Università Cattolica del Sacro Cuore

Lo sforzo di capire civiltà differenti

Sarà, come ha scritto qualcuno, che per la prima volta Berlusconi all´estero si muoveva senza il ministro Ruggiero, sarà che voleva dimostrarsi statista e zelante verso gli Usa, sarà che pensava di interpretare un pensiero condiviso, ma le dichiarazioni rese in Germania a proposito della superiorità della civiltà occidentale su quella ispirata dall´Islam hanno suscitato un autentico vespaio. Nel quale come al solito si mescolano opportunismi politici d´opposizione e preoccupazioni autentiche, dissensi culturali e valutazioni di mera convenienza.

Resta il fatto che si tratta di giudizi molto netti, i quali sollecitano comunque una riflessione perché, in forma troppo sbrigativa e semplificata, toccano una questione alla quale non possiamo più sottrarci e su cui dobbiamo anzi avviare una ampia riflessione. Una che, prima dell´Islam, attraversa in realtà la nostra stessa storia fin da quando all´opinione di Platone che esistesse un vero assoluto il quale non potesse per ciò stesso non essere anche buono e giusto, e si potesse dunque immaginare uno Stato ideale parametro di ogni assetto concreto, si contrappose la riflessione aristotelica sulla necessità di pensare lo Stato migliore non in astratto ma in relazione alle circostanze proprie di ciascuna comunità umana, dunque come Stato conveniente piuttosto che assolutamente giusto.
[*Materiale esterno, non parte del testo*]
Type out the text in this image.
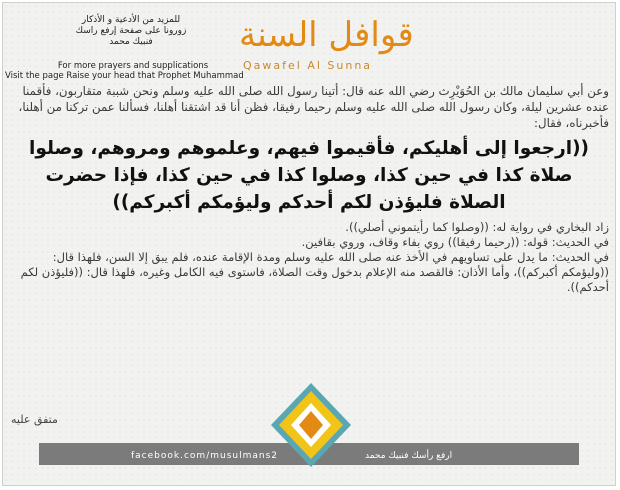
قوافل السنة
Qawafel Al Sunna
للمزيد من الأدعية و الأذكار
زورونا على صفحة إرفع راسك فنبيك محمد
For more prayers and supplications
Visit the page Raise your head that Prophet Muhammad

وعن أبي سليمان مالك بن الحُوَيْرِث رضي الله عنه قال: أتينا رسول الله صلى الله عليه وسلم ونحن شببة متقاربون، فأقمنا عنده عشرين ليلة، وكان رسول الله صلى الله عليه وسلم رحيما رفيقا، فظن أنا قد اشتقنا أهلنا، فسألنا عمن تركنا من أهلنا، فأخبرناه، فقال:

((ارجعوا إلى أهليكم، فأقيموا فيهم، وعلموهم ومروهم، وصلوا صلاة كذا في حين كذا، وصلوا كذا في حين كذا، فإذا حضرت الصلاة فليؤذن لكم أحدكم وليؤمكم أكبركم))

زاد البخاري في رواية له: ((وصلوا كما رأيتموني أصلي)).

في الحديث: قوله: ((رحيما رفيقا)) روي بفاء وقاف، وروي بقافين.

في الحديث: ما يدل على تساويهم في الأخذ عنه صلى الله عليه وسلم ومدة الإقامة عنده، فلم يبق إلا السن، فلهذا قال: ((وليؤمكم أكبركم))، وأما الأذان: فالقصد منه الإعلام بدخول وقت الصلاة، فاستوى فيه الكامل وغيره، فلهذا قال: ((فليؤذن لكم أحدكم)).

متفق عليه
facebook.com/musulmans2	ارفع رأسك فنبيك محمد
Toccherà poi ad Agostino combinare tale alternativa con la prospettiva cristiana immaginando una distinzione fra la Città di Dio e la città dell´uomo, la quale persegue un bene sempre limitato e dunque è sempre imperfetta ma, al tempo stesso, è anche quella nella quale su questa terra, aspirando all´altra, non possiamo non vivere, riservandoci di contestarne gli ordinamenti solo quando si pongano in contrasto insanabile con i precetti divini. Se poi è vero che alla fin fine tutta la storia della filosofia, anche politica, dell´Occidente, non è che una serie di glosse a Platone - come è stato detto - possiamo giustificare un salto vertiginoso e, venendo a noi, dire che dopo la fine delle presunzioni assolute delle ideologie totalitarie, non abbia molto senso la prospettiva platonica che le ideologie totalitarie, ancora una volta, ripetevano.
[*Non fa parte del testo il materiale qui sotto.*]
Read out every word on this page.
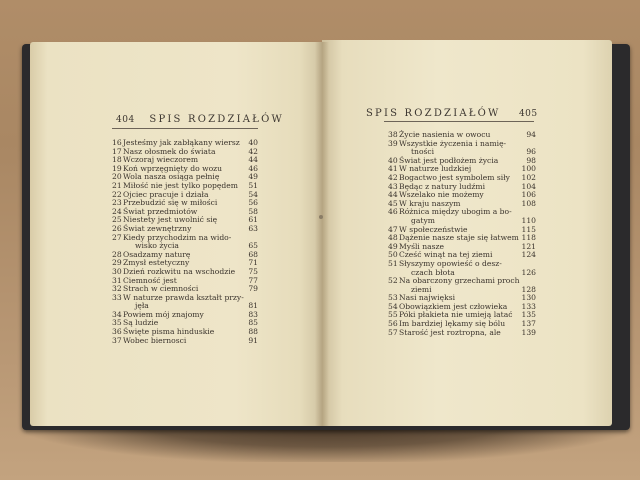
404 SPIS ROZDZIAŁÓW
SPIS ROZDZIAŁÓW 405
16Jesteśmy jak zabłąkany wiersz 40
17Nasz ołosmek do świata	42
18Wczoraj wieczorem	44
19Koń wprzęgnięty do wozu	46
20Wola nasza osiąga pełnię	49
21Miłość nie jest tylko popędem 51
22Ojciec pracuje i działa	54
23Przebudzić się w miłości	56
24Świat przedmiotów	58
25Niestety jest uwolnić się	61
26Świat zewnętrzny	63
27Kiedy przychodzim na wido-
wisko życia	65
28Osadzamy naturę	68
29Zmysł estetyczny	71
30Dzień rozkwitu na wschodzie 75
31Ciemność jest	77
32Strach w ciemności	79
33W naturze prawda kształt przy-
jęła	81
34Powiem mój znajomy	83
35Są ludzie	85
36Święte pisma hinduskie	88
37Wobec biernosci	91
38Życie nasienia w owocu	94
39Wszystkie życzenia i namię-
tności	96
40Świat jest podłożem życia	98
41W naturze ludzkiej	100
42Bogactwo jest symbolem siły 102
43Będąc z natury ludźmi	104
44Wszelako nie możemy	106
45W kraju naszym	108
46Różnica między ubogim a bo-
gatym	110
47W społeczeństwie	115
48Dążenie nasze staje się łatwem 118
49Myśli nasze	121
50Cześć winąt na tej ziemi	124
51Słyszymy opowieść o desz-
czach błota	126
52Na obarczony grzechami proch
ziemi	128
53Nasi najwięksi	130
54Obowiązkiem jest człowieka 133
55Póki płakieta nie umieją latać 135
56Im bardziej lękamy się bólu 137
57Starość jest roztropna, ale	139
È vero che la laicizzazione moderna delle riflessioni agostiniane ha fatto sì che intollerabili per noi non siano più solo i comportamenti e prescrizioni in contrasto con i principî ultimi della fede ma anche quelli che toccano la libertà terrena dell´individuo, e l´eguaglianza civile tra gli uomini e non solo la cristiana nei confronti di Dio, ma tale avvertenza non inficia il fondamentale orientamento aristotelico cui sopra ci riferivamo. E in relazione al quale si può cercare di avviare una proposta di confronto con altre civiltà senza cadere, al tempo stesso, in un relativismo pregiudiziale per cui non sarebbe possibile dare alcun giudizio di valore su ciascuna di esse. E dunque nemmeno giustificare quelli propri della nostra. Se infatti è impensabile l´assumere presso di noi taluni principî di quella islamica, come la indistinzione fra legge civile e religiosa, o la disuguaglianza fra uomo e donna, o la debolezza di ogni concetto di individuo rispetto a quello di società, possiamo vedere tutto ciò come frutto di una nostra storia ed elaborazione, anche contrastata, che si confronta con le diverse soluzioni di altre civiltà altrove sviluppatesi.
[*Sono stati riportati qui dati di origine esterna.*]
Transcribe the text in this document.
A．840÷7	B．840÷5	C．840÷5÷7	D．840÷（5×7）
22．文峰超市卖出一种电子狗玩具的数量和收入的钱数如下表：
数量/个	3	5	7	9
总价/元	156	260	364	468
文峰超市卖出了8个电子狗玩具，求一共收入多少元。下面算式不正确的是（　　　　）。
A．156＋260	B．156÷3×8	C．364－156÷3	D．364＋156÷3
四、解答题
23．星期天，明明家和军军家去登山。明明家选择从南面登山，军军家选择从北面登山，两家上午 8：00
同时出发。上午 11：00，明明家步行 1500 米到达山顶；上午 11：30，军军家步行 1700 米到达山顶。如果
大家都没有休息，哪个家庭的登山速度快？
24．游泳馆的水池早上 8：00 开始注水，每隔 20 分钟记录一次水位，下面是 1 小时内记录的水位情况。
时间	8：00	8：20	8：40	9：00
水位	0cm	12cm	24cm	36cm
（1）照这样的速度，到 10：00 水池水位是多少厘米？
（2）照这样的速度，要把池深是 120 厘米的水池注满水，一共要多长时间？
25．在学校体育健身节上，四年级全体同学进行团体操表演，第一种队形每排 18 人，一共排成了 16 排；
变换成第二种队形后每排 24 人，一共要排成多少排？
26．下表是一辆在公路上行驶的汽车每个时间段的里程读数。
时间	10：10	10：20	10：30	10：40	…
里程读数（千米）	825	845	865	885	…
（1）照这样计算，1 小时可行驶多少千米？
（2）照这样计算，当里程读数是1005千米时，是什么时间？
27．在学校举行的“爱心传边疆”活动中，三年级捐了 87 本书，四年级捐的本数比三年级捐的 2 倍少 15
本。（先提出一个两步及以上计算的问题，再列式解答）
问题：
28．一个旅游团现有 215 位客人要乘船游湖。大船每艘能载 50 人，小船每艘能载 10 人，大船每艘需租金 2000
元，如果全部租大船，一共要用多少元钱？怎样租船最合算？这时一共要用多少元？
E che, come la nostra stessa, sono inevitabilmente in evoluzione dentro la storia. Mettersi a sproloquiare su una superiorità teorica dell´una o dell´altra ha dunque poco senso, sia perché non serve sia perché diversi e letteralmente incomparabili sono i principi su cui le stesse si fondano nel loro proporsi come soluzioni ritenute nel tempo convenienti per la vita associata. Sarà la storia a dettare in un sistema globalizzato i passi successivi di svolgimento conveniente, lo ripeto, per ciascuna. E noi possiamo legittimamente ritenere, osservando la realtà, che le nostre soluzioni siano più flessibili, articolate e compatibili, rispetto al mondo che si sta configurando, di quelle di altri. Non per vantarcene, quanto per valutarlo come potenzialmente drammatico problema loro, e nostro nel rapporto con loro.

Tanto a casa loro quanto presso di noi.